Le premier long-métrage d'animation des studios Disney ayant connu un colossal succès, critique comme public, il est donc décidé de poursuivre dans cette voie, en adaptant cette fois le classique de Collodi, le projet étant nanti d'un budget record de plus de deux millions de dollars. Considéré désormais comme une date dans l'histoire du cinéma d'animation et comme LE plus grands Disney de tous les temps, "Pinocchio" sera une déception financière à sa sortie, la faute principalement au second conflit mondial. Le film ne sortira d'ailleurs en France qu'en 1946.

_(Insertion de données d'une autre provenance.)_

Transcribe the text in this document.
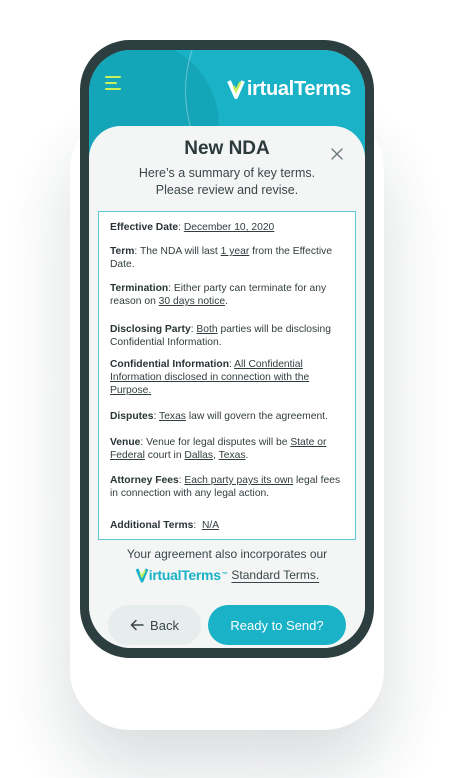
irtualTerms
New NDA
Here’s a summary of key terms.
Please review and revise.
Effective Date: December 10, 2020
Term: The NDA will last 1 year from the Effective Date.
Termination: Either party can terminate for any reason on 30 days notice.
Disclosing Party: Both parties will be disclosing Confidential Information.
Confidential Information: All Confidential Information disclosed in connection with the Purpose.
Disputes: Texas law will govern the agreement.
Venue: Venue for legal disputes will be State or Federal court in Dallas, Texas.
Attorney Fees: Each party pays its own legal fees in connection with any legal action.
Additional Terms:  N/A
Your agreement also incorporates our
irtualTerms ™ Standard Terms.
Back	Ready to Send?
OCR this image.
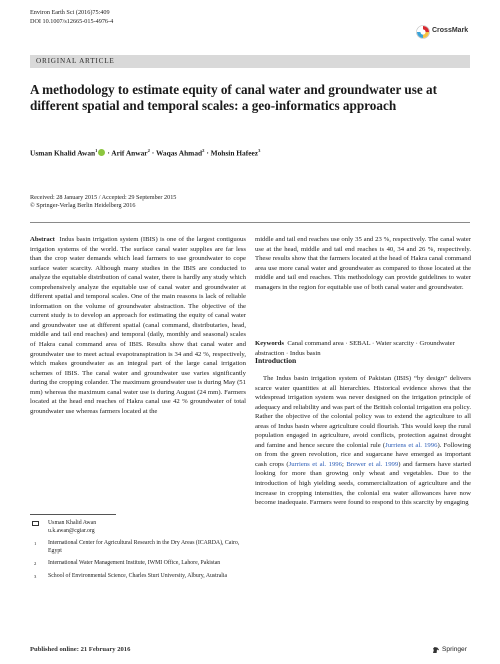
Environ Earth Sci (2016)75:409
DOI 10.1007/s12665-015-4976-4
CrossMark
ORIGINAL ARTICLE
A methodology to estimate equity of canal water and groundwater use at different spatial and temporal scales: a geo-informatics approach
Usman Khalid Awan$^1$ · Arif Anwar$^2$ · Waqas Ahmad$^2$ · Mohsin Hafeez$^3$
Received: 28 January 2015 / Accepted: 29 September 2015
© Springer-Verlag Berlin Heidelberg 2016

Abstract Indus basin irrigation system (IBIS) is one of the largest contiguous irrigation systems of the world. The surface canal water supplies are far less than the crop water demands which lead farmers to use groundwater to cope surface water scarcity. Although many studies in the IBIS are conducted to analyze the equitable distribution of canal water, there is hardly any study which comprehensively analyze the equitable use of canal water and groundwater at different spatial and temporal scales. One of the main reasons is lack of reliable information on the volume of groundwater abstraction. The objective of the current study is to develop an approach for estimating the equity of canal water and groundwater use at different spatial (canal command, distributaries, head, middle and tail end reaches) and temporal (daily, monthly and seasonal) scales of Hakra canal command area of IBIS. Results show that canal water and groundwater use to meet actual evapotranspiration is 34 and 42 %, respectively, which makes groundwater as an integral part of the large canal irrigation schemes of IBIS. The canal water and groundwater use varies significantly during the cropping colander. The maximum groundwater use is during May (51 mm) whereas the maximum canal water use is during August (24 mm). Farmers located at the head end reaches of Hakra canal use 42 % groundwater of total groundwater use whereas farmers located at the

middle and tail end reaches use only 35 and 23 %, respectively. The canal water use at the head, middle and tail end reaches is 40, 34 and 26 %, respectively. These results show that the farmers located at the head of Hakra canal command area use more canal water and groundwater as compared to those located at the middle and tail end reaches. This methodology can provide guidelines to water managers in the region for equitable use of both canal water and groundwater.

Keywords Canal command area · SEBAL · Water scarcity · Groundwater abstraction · Indus basin
Introduction

The Indus basin irrigation system of Pakistan (IBIS) “by design” delivers scarce water quantities at all hierarchies. Historical evidence shows that the widespread irrigation system was never designed on the irrigation principle of adequacy and reliability and was part of the British colonial irrigation era policy. Rather the objective of the colonial policy was to extend the agriculture to all areas of Indus basin where agriculture could flourish. This would keep the rural population engaged in agriculture, avoid conflicts, protection against drought and famine and hence secure the colonial rule (Jurriens et al. 1996). Following on from the green revolution, rice and sugarcane have emerged as important cash crops (Jurriens et al. 1996; Brewer et al. 1999) and farmers have started looking for more than growing only wheat and vegetables. Due to the introduction of high yielding seeds, commercialization of agriculture and the increase in cropping intensities, the colonial era water allowances have now become inadequate. Farmers were found to respond to this scarcity by engaging

Usman Khalid Awan
u.k.awan@cgiar.org
1 International Center for Agricultural Research in the Dry Areas (ICARDA), Cairo, Egypt
2 International Water Management Institute, IWMI Office, Lahore, Pakistan
3 School of Environmental Science, Charles Sturt University, Albury, Australia
Published online: 21 February 2016	Springer
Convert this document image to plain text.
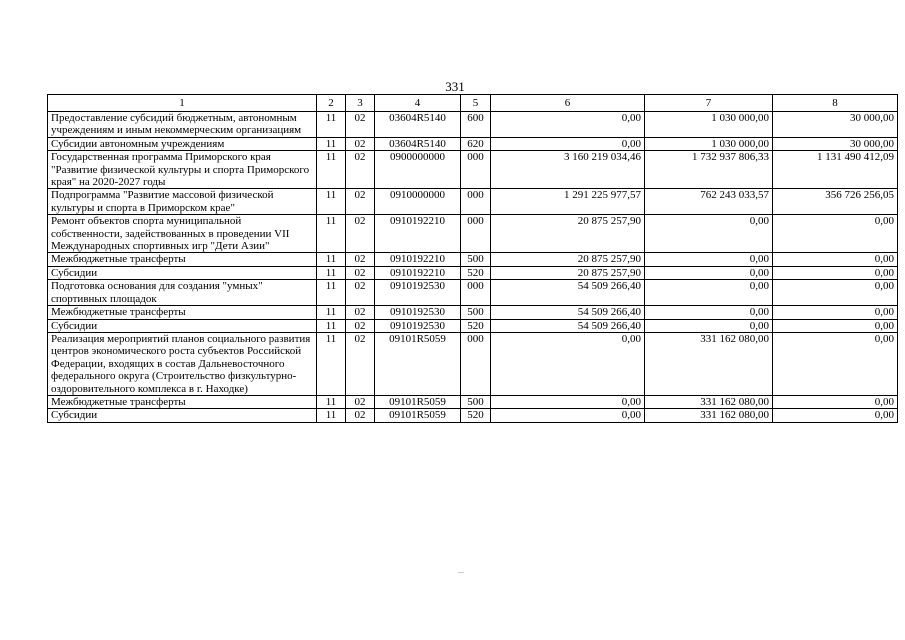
331
1	2	3	4	5	6	7	8
Предоставление субсидий бюджетным, автономным учреждениям и иным некоммерческим организациям	11	02	03604R5140	600	0,00	1 030 000,00	30 000,00
Субсидии автономным учреждениям	11	02	03604R5140	620	0,00	1 030 000,00	30 000,00
Государственная программа Приморского края "Развитие физической культуры и спорта Приморского края" на 2020-2027 годы	11	02	0900000000	000	3 160 219 034,46	1 732 937 806,33	1 131 490 412,09
Подпрограмма "Развитие массовой физической культуры и спорта в Приморском крае"	11	02	0910000000	000	1 291 225 977,57	762 243 033,57	356 726 256,05
Ремонт объектов спорта муниципальной собственности, задействованных в проведении VII Международных спортивных игр "Дети Азии"	11	02	0910192210	000	20 875 257,90	0,00	0,00
Межбюджетные трансферты	11	02	0910192210	500	20 875 257,90	0,00	0,00
Субсидии	11	02	0910192210	520	20 875 257,90	0,00	0,00
Подготовка основания для создания "умных" спортивных площадок	11	02	0910192530	000	54 509 266,40	0,00	0,00
Межбюджетные трансферты	11	02	0910192530	500	54 509 266,40	0,00	0,00
Субсидии	11	02	0910192530	520	54 509 266,40	0,00	0,00
Реализация мероприятий планов социального развития центров экономического роста субъектов Российской Федерации, входящих в состав Дальневосточного федерального округа (Строительство физкультурно-оздоровительного комплекса в г. Находке)	11	02	09101R5059	000	0,00	331 162 080,00	0,00
Межбюджетные трансферты	11	02	09101R5059	500	0,00	331 162 080,00	0,00
Субсидии	11	02	09101R5059	520	0,00	331 162 080,00	0,00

Tout en conservant l'essence même du conte originel, ainsi que sa morale (un brin moins sentencieuse toutefois), le "Pinocchio" de Disney prend ses distances avec le matériau de base, se conforme davantage à l'esprit de son créateur, voir même s'américanise selon ses détracteurs.
Si l'on perd malheureusement le ton décalé cher à Collodi, le récit est ici plus resserré, élagué, plus rythmé aussi, les scénaristes, au bout d'un travail acharné sans cesse réajusté, étant parvenus à conserver le meilleur du conte initial, ses moments les plus forts, les plus intenses. Les personnages gagnent également en émotion, en sympathie, Pinocchio devenant enfin attachant là où il était franchement antipathique chez Collodi. Même chose pour le grillon Jeminy Cricket, conscience du héros qui ne faisait pas long feu à la base mais qui devient ici un des seconds rôles les plus marquants de tout l'univers Disney.
Bien que remis à la sauce Disney, "Pinocchio" conserve heureusement toute sa noirceur et sa cruauté, le film regorgeant de séquences et de protagonistes traumatisants, qu'il s'agisse du gitan Stromboli, de la métamorphose des gamins en ânes ou bien encore de la redoutable baleine Monstro. Des images fortes bénéficiant d'une facture technique à couper le souffle, les magiciens du studio poussant les codes de l'animation à leur paroxysme, en témoigne des mouvements de caméra révolutionnaires pour l'époque.
N'étant clairement pas fan du "Pinocchio" de Collodi (longuet et limite réac), cette adaptation est pourtant ma préférée parmi tout le catalogue Disney. Tout simplement parce qu'elle traduit à merveille toute la magie de l'enfance, qu'elle navigue sans cesse entre merveilleux et gentils frissons, et qu'elle est formellement à tomber à la renverse.